Майкл Коллинз — третий. Тот, чье имя все забыли, настоящий герой «Аполлона-11». Пока остальные резвились на телевизионные камеры, пока их забрасывали конфетти, в трехстах восьмидесяти четырех километрах Майкл Коллинз вертелся вокруг Луны на борту «Колумбии». В конусе из металла и каптона, запущенном на скорости в пять тысяч восемьсот километров в час, он ждал самого сложного момента всей миссии, о котором не рассказывали по телевидению, — момента, когда он должен будет забрать товарищей в точке размером со спичечную головку, как только те поднимутся с поверхности. Малейшая ошибка Коллинза, сомнение, дрогнувшая рука, неверный расчет — и «Колумбия» врежется в лунный модуль или пролетит мимо. Зря только конфетти разбрасывали.
С каждым витком Майкл Коллинз исчезал на сорок семь минут. Без сил, в тени. Он пролетал над обратной стороной Луны. Семьдесят пять тысяч миллиардов и миллиардов тонн серого камня между ним и Землей. Сорок семь минут без малейшей возможности связаться с остальным миром. Сорок семь минут тишины, сорок семь минут непроглядной тьмы. Такого одиночества не знал ни один человек со времен Адама, как говорило НАСА позже, двадцать четвертого июля тысяча девятьсот шестьдесят девятого года, по всем радиостанциям мира.
«Говорит кровать пятьдесят четыре. Говорит кровать пятьдесят четыре. Ответьте, Майкл Коллинз».

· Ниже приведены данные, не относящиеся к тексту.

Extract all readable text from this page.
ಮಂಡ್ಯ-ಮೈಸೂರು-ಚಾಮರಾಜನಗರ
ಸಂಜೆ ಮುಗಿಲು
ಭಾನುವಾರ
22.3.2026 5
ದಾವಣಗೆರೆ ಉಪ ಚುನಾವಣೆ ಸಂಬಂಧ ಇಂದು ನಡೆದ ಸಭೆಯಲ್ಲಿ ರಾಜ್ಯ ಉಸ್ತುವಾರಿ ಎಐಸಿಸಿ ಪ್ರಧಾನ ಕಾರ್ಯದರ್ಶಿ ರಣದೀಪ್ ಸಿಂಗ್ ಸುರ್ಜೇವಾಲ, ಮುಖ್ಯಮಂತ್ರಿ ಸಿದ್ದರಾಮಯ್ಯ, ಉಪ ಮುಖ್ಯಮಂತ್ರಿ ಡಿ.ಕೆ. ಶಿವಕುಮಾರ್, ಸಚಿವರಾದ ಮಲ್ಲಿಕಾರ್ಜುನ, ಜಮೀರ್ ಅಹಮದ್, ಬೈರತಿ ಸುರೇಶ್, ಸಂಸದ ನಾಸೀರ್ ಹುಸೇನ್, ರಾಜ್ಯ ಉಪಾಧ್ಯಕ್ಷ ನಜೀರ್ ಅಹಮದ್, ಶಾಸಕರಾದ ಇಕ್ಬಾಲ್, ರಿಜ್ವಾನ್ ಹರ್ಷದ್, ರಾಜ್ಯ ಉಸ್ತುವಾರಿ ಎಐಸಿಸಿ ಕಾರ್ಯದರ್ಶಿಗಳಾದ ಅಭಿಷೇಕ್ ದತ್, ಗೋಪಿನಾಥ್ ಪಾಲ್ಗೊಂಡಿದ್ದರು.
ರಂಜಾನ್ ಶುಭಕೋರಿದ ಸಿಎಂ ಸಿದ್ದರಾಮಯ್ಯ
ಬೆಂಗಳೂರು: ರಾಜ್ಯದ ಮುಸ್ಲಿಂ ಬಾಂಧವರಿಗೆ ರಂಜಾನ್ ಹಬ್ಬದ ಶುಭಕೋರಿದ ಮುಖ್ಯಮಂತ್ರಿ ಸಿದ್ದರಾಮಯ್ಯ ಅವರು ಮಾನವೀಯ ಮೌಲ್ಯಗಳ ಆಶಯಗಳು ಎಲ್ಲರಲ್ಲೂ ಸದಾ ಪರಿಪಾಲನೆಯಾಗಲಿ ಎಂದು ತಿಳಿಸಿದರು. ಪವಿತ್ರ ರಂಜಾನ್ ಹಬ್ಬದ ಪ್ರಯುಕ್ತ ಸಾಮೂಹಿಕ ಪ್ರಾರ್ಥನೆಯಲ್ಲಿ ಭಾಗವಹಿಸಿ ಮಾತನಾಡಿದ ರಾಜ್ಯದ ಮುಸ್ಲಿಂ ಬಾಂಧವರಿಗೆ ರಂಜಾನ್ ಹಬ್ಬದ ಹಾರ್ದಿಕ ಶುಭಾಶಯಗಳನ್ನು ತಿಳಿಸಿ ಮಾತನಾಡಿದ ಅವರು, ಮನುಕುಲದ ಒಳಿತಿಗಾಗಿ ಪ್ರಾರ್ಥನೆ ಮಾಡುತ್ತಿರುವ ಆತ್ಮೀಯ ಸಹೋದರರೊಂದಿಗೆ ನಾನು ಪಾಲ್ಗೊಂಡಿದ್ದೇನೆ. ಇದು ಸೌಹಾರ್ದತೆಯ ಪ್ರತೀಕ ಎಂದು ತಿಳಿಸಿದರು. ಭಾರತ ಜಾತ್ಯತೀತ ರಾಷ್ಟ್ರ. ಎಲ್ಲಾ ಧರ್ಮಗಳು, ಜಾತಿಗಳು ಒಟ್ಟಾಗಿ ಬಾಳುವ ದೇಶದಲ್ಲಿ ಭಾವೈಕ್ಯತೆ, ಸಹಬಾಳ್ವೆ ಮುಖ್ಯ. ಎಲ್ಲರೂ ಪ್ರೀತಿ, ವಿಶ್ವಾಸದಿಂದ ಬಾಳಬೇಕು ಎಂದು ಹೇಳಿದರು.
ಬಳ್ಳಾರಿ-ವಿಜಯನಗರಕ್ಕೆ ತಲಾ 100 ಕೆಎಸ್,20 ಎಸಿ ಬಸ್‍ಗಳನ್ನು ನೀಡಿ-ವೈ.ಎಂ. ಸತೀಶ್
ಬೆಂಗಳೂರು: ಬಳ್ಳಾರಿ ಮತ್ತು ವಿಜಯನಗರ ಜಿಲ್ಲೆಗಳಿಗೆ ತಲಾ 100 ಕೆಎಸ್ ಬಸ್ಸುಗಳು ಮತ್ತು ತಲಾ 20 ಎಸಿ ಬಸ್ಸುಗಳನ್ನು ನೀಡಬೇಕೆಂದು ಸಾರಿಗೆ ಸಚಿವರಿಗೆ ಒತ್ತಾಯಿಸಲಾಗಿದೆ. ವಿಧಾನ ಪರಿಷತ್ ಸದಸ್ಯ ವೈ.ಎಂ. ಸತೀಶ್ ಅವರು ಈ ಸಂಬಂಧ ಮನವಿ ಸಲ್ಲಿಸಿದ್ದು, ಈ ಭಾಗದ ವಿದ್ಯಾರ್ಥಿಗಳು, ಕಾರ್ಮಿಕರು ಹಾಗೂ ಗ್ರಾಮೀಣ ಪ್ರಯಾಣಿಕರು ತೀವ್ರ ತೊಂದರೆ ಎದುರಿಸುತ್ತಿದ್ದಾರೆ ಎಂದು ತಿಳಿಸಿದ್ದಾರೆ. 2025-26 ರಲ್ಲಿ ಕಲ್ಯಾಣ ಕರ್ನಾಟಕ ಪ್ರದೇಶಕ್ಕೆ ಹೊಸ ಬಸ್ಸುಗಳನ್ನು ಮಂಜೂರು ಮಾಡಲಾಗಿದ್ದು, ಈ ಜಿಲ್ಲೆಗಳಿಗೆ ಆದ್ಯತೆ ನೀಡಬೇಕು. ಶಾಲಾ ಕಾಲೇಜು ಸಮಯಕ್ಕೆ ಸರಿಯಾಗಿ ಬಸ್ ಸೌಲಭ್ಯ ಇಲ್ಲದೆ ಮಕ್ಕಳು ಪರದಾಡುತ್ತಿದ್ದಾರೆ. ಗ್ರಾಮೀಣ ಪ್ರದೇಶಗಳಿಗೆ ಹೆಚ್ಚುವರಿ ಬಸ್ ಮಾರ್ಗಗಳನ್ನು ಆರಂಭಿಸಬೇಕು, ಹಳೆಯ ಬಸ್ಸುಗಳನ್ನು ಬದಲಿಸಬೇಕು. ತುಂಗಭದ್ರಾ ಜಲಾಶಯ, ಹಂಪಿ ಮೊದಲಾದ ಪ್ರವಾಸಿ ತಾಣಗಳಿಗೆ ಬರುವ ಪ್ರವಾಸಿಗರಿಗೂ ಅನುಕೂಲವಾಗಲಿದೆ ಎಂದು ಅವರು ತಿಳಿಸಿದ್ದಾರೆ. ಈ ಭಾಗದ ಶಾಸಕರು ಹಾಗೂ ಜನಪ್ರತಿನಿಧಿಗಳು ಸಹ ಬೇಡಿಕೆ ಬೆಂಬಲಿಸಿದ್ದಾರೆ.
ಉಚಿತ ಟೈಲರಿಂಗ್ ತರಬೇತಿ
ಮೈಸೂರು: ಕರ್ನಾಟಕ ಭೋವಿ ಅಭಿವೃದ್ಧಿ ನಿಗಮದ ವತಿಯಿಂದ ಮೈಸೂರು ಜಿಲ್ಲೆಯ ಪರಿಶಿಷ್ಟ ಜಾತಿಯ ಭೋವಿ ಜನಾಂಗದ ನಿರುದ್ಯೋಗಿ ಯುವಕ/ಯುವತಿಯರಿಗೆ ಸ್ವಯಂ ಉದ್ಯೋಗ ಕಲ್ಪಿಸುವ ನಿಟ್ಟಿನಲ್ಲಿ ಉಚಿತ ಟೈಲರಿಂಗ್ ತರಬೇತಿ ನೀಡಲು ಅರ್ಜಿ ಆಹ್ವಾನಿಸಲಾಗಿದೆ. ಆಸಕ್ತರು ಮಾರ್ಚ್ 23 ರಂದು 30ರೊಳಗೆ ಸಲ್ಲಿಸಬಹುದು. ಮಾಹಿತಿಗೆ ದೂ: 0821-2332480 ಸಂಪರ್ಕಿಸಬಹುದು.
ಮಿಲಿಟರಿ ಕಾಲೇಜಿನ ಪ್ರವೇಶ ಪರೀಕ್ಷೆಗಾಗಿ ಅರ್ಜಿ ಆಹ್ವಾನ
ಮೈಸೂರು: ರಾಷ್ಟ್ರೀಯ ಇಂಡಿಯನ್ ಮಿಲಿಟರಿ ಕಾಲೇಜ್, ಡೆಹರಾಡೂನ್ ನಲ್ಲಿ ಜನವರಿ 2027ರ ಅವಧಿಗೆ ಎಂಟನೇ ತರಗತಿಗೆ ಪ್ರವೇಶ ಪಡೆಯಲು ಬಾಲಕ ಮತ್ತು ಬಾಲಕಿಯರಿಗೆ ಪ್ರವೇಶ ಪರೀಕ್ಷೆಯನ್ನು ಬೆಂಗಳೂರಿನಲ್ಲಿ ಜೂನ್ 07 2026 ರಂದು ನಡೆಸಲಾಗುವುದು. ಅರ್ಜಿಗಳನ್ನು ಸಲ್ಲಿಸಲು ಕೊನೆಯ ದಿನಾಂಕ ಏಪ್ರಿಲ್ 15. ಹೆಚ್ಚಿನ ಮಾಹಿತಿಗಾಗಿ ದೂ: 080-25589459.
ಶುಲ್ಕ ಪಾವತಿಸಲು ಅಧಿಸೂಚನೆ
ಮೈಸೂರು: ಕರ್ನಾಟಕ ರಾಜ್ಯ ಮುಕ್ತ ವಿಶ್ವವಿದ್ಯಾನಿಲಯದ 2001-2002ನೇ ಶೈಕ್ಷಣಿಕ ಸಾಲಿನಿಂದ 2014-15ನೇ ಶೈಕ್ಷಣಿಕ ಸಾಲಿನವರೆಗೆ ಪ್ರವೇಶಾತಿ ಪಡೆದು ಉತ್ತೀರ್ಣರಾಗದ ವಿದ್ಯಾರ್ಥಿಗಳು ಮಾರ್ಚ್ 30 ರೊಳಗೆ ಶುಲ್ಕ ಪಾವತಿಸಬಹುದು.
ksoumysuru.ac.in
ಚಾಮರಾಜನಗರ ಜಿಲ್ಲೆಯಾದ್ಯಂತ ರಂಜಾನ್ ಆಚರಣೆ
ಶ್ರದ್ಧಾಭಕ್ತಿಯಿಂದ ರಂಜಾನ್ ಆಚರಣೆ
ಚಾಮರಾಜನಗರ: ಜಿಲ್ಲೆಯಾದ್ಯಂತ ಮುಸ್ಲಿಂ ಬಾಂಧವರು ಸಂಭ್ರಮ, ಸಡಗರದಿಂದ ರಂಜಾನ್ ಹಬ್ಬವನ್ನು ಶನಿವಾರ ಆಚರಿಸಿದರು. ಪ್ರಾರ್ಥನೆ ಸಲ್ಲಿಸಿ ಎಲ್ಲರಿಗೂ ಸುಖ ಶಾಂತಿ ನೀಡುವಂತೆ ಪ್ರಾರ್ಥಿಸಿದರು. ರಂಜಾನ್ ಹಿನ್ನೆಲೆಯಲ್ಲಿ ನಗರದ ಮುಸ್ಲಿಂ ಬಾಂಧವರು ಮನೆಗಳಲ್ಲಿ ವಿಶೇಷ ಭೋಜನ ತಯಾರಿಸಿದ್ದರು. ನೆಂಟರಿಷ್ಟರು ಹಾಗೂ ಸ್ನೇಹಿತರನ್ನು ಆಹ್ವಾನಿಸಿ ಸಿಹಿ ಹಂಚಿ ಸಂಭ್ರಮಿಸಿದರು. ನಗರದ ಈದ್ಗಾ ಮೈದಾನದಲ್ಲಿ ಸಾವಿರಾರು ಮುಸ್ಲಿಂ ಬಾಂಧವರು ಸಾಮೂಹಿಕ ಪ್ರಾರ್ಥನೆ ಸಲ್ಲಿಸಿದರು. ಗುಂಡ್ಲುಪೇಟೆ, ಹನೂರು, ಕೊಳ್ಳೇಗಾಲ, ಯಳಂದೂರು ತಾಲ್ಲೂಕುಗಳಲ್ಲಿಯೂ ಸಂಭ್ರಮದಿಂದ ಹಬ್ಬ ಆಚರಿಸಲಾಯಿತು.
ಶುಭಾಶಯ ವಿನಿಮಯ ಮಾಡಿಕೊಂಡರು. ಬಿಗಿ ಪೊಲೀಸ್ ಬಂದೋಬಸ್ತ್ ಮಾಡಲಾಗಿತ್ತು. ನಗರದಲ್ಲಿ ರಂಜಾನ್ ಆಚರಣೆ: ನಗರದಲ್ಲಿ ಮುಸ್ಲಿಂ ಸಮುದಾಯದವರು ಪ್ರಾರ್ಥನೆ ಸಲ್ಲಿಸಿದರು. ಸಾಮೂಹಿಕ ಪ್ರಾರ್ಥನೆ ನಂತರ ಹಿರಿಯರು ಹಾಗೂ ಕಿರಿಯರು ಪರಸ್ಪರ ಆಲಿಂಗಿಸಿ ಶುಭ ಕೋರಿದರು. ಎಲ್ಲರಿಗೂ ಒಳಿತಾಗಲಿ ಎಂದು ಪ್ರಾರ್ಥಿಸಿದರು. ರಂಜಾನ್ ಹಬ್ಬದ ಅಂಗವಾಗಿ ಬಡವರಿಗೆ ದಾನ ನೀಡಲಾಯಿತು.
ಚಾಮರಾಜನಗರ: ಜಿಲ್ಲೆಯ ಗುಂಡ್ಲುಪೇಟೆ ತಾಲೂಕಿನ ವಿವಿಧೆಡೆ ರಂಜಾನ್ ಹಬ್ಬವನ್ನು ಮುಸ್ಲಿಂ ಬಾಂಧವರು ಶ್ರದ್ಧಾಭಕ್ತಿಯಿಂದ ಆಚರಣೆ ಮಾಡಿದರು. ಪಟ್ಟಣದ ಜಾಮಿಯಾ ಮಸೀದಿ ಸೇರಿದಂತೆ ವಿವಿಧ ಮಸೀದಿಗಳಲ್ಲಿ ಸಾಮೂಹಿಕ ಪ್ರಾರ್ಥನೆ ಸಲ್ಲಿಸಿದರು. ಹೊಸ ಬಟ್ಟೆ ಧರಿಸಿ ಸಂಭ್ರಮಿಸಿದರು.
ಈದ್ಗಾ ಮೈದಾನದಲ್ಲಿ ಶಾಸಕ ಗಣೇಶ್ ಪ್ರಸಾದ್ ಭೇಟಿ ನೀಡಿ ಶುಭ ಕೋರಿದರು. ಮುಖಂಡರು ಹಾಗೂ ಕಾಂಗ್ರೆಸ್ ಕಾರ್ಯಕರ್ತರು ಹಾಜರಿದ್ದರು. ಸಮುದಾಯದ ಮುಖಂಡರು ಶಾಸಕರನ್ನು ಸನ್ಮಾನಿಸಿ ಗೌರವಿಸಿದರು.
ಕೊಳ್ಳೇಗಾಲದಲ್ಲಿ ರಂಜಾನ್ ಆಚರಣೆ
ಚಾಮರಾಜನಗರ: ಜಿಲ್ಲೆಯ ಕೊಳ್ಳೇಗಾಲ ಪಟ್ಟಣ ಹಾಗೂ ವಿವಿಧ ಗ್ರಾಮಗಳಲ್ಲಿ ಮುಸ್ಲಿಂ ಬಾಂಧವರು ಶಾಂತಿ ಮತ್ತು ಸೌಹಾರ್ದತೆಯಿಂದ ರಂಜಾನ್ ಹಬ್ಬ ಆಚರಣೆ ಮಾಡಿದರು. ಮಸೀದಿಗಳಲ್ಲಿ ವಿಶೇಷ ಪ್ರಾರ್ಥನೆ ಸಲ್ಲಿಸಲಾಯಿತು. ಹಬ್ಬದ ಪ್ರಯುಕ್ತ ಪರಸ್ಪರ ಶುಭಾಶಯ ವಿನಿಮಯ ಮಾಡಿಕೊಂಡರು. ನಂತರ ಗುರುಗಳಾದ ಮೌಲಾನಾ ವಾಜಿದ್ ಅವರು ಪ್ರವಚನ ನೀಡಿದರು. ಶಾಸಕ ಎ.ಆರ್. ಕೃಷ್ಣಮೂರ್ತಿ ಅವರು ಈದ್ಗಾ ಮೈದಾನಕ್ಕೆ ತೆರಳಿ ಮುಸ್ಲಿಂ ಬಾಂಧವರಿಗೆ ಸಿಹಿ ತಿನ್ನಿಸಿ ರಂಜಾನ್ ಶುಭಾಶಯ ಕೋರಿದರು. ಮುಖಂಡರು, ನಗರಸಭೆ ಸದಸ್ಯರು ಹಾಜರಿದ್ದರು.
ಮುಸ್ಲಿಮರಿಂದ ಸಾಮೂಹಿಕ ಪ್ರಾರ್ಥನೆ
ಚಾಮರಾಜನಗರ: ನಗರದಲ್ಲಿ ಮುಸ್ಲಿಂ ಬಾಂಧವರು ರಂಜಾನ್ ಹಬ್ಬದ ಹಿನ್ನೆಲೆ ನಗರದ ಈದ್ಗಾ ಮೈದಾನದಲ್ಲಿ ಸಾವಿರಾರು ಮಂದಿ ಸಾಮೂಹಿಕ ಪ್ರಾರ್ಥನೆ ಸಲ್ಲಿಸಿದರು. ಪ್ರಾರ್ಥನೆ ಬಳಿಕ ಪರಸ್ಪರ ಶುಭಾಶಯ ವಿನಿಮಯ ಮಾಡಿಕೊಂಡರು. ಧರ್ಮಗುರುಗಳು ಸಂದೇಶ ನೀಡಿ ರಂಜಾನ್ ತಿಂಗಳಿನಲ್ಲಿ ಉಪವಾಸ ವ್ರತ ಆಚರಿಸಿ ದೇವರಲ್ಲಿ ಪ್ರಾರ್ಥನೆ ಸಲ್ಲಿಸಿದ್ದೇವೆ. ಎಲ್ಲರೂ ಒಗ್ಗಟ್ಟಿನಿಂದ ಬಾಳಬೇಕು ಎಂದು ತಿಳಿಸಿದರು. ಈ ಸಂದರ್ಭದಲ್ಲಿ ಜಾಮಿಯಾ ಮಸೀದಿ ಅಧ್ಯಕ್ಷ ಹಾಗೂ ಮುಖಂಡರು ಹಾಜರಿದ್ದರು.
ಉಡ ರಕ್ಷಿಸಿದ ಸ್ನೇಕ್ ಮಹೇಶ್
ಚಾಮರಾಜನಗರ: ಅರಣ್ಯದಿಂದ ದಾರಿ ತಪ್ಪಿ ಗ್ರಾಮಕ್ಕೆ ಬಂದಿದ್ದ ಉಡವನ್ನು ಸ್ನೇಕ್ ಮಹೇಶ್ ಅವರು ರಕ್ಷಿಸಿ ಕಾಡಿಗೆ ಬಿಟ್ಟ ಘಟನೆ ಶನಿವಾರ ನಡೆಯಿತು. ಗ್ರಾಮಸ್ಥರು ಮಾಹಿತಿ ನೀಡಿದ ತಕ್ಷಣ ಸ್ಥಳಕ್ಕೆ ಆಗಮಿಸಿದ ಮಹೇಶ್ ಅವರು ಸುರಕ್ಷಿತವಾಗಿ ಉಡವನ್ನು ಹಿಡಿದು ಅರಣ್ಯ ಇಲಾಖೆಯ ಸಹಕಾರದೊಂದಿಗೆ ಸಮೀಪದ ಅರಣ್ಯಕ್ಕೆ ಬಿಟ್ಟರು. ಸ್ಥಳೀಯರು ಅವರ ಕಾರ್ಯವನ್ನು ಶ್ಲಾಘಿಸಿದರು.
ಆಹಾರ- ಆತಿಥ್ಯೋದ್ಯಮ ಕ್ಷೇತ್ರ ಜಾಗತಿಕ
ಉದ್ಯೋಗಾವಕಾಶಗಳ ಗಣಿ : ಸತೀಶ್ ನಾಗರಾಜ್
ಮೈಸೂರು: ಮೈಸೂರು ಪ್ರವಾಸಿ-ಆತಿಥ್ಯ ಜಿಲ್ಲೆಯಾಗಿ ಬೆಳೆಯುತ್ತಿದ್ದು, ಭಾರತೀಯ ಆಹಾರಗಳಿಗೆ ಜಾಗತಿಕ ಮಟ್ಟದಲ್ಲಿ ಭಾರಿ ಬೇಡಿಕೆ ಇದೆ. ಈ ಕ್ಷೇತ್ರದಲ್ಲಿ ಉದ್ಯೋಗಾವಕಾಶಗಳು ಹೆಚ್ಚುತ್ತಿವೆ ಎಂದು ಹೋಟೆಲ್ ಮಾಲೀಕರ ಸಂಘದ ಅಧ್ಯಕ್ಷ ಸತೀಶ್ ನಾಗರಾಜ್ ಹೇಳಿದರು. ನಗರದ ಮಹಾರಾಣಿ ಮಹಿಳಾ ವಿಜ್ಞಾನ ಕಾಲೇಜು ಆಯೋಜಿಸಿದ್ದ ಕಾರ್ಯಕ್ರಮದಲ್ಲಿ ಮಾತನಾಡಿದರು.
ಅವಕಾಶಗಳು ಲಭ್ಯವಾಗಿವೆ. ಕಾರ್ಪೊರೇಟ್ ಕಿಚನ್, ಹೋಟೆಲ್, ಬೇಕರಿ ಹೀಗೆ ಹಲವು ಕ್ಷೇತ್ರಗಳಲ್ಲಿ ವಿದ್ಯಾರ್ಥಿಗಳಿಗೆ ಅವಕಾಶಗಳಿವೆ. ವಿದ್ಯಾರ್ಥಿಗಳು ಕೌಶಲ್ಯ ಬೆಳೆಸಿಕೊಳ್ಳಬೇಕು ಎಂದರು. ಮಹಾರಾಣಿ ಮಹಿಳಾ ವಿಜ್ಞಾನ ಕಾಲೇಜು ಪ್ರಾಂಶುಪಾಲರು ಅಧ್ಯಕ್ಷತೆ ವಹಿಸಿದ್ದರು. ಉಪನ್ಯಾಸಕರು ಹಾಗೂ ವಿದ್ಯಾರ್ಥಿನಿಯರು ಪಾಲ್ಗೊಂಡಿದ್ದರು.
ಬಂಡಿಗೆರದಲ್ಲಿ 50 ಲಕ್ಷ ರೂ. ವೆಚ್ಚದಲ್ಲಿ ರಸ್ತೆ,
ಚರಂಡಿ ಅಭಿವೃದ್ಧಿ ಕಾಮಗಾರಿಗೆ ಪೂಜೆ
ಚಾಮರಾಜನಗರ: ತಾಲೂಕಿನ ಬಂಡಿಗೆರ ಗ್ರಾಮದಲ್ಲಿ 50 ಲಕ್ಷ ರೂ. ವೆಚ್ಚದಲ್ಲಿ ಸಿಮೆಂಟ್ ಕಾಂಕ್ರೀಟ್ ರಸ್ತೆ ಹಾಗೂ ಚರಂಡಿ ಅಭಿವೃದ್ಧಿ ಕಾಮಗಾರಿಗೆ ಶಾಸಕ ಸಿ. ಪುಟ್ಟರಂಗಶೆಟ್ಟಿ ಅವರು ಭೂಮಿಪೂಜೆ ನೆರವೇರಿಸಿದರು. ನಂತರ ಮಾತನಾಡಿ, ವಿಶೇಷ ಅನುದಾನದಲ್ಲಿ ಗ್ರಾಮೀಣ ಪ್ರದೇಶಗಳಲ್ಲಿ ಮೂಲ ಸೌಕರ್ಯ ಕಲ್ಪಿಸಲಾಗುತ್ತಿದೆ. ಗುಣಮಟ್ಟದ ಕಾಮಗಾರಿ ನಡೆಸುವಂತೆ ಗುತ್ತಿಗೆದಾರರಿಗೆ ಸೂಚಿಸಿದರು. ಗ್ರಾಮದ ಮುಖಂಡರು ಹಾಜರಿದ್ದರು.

Майкл Коллинз не ответил. Не в этот раз.
~
Служащие, ручонки, тени. Сотрудники приюта «На Границе», шестеренки, приводящие в движение эту гигантскую машину, от адского парового котла до грифельных досок, — это мы, воспитанники. Мытье полов, натирание паркета, стирка, кухня. Сорняки, посуда, воск. Все было организовано так, чтобы в приюте работало как можно меньше пришлых. Каждый сирота, в зависимости от возраста, ежедневно занимался общественным трудом примерно два часа, с пяти до семи вечера.